L’évocation du colonialisme est toujours un sujet tabou dans les sociétés européennes qui s’enorgueillissent maintenant d’être des modèles d’égalité entre les hommes. Dans les faits « les hommes naissent et demeurent libre et égaux en droit », cependant comment le faire comprendre à une génération vieillissante, dernier vestige de ce passé coloniale, pour laquelle la domination des hommes noirs étaient une banalité. Il serait réducteur de catégoriser ce comportement sous un pur racisme, puisqu’ils découlent non pas d’une pensée pseudo-naturaliste mais d’un mode de vie qu’ils ont toujours connu. En effet, comme pour le personnage d’Aurora (Laura Soreval), ce racisme lattant (« négresse », « maudit vaudou ») est la conséquence même d’une enfance où la hiérarchisation était visible et donc indiscutable : le maître était blanc, et les domestiques noirs. D’ailleurs, Miguel Gomes continue cette hiérarchisation à travers le personnage de Santa, une bonne noire cap-verdienne. Si la supériorité blanche ne se base plus sur la « race », c’est maintenant le facteur économique qui maintient les anciennes populations colonisées dans une autre forme d’infériorité. Les bases d’éducation qu’Aurora a reçues ne sont alors plus en accord avec le monde dans lequel elle vit maintenant : un Portugal appauvri. Nous avons toujours du mal à imaginer le Portugal comme une puissante nation coloniale. Le film nous plonge alors dans la nostalgie d’une sorte d’âge d’or dont le Portugal doit faire son deuil. Ce « Paradis perdu », en référence à l’appellation de la première partie du film, était une porte ouverte sur l’exotisme et sur la richesse. Des notions que Miguel Gomes transforment et incorporent dans la société portugaise appauvrie avec une certaine ironie. La luxuriance des terres africaines ne se résume maintenant qu’à la végétation factice d’un centre commercial.

Tabou, Michel GomezSi « Tabou » se permet de replonger dans ce passé d’un autre-temps et pourtant proche, c’est qu’il utilise la vieillesse de son personnage pour basculer dans les souvenirs et les révélations d’une Aurora qui n’a plus rien à perdre.
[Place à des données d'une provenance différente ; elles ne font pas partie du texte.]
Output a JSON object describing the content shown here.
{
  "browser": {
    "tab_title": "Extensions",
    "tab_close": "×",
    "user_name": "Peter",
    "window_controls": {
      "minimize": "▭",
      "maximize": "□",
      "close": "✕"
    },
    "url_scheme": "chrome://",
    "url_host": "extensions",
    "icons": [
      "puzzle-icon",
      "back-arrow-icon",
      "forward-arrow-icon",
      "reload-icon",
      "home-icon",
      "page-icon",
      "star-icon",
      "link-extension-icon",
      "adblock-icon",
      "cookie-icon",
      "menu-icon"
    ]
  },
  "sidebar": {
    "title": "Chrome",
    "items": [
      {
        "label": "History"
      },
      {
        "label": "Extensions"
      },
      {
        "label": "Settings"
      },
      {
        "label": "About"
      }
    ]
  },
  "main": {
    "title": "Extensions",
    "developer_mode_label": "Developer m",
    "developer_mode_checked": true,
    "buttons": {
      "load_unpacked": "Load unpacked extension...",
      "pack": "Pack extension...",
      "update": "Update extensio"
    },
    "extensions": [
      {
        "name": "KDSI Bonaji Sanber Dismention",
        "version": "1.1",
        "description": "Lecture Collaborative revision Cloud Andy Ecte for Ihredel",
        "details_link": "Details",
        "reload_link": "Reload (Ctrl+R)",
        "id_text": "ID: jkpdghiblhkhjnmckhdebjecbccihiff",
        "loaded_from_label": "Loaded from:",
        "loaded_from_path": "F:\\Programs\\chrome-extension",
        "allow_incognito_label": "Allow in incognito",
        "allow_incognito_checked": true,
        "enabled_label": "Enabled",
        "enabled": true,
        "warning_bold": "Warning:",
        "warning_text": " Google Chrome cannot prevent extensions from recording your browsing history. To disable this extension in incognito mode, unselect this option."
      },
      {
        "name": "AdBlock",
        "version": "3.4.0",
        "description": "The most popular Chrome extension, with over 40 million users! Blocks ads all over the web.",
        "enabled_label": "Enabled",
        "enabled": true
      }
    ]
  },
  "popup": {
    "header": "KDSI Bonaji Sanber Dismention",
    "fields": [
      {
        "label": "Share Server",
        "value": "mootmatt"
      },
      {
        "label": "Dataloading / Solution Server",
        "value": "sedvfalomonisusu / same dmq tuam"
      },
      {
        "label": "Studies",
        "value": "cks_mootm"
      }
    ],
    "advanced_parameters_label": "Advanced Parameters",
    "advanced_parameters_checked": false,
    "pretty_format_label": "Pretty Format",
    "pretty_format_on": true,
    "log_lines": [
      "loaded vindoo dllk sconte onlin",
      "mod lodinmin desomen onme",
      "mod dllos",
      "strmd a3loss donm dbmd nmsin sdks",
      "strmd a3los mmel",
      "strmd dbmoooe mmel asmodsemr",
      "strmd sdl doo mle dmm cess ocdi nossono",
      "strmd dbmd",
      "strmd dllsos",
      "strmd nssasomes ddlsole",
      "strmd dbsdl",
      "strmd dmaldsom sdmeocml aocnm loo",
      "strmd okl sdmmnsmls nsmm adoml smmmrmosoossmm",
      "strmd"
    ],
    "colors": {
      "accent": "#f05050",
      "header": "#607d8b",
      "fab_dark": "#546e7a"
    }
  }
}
C’est de ses délires de crocodiles que part un récit captivant. Miguel Gomes joue de la polysémie qu’il crée autour du mot même de « Tabou ». Il ajoute alors la désignation d’un Mont d’Afrique imaginaire. Mais surtout  il rajoute au tabou du colonialisme, les tabous moraux ancrés par la religion que représente le personnage de la pieuse Pilar. Le réalisateur garde la même forme du noir et blanc de manière judicieuse. D’un côté, le noir et blanc est le moment des souvenirs d’un passé figé. De l’autre, il exprime un présent terni par la quête d’un retour à un âge d’or inatteignable. Aurora ne vit plus dans son présent, elle survit rongée par les remords. Miguel Gomes le montre par les différentes perceptions temporelles par lesquelles il définit les deux parties. Pendant que le présent bloqué s’écoule avec lenteur de jours en jours, le passé glorieux se consume à la rapidité des mois accéléré par la passion et l’effervescence de la jeunesse. La poésie des images est accentuée par l’audace du réalisateur dans son traitement des souvenirs. En effet, il exclue toutes formes de dialogues. Il y a ici une logique et une cohérence puisque rajouter des dialogues seraient presque mensonger vu la distance de temps qui sépare le moment où les actions ont été vécues et le moment où on en fait le récit. Miguel Gomes se rapproche alors au plus près des procédés de mémorisation du cerveau. Il ne retient que des ambiances, des détails comme la chaleur ou le bruit de la savane environnante. Le spectateur entre alors entièrement, presque physiquement, dans ce passé qui pourtant n’est pas le sien. Il ressent la chaleur étouffante de l’Afrique, l’ambiance festive et l’amour naissant.

Tabou, Michel Gomez« Tabou » est un film sensoriel parfaitement maîtrisé qui dévoile un profond amour pour le cinéma et qui représente également le meilleur de ce dernier. Une réussite plastique et scénaristique hors du temps.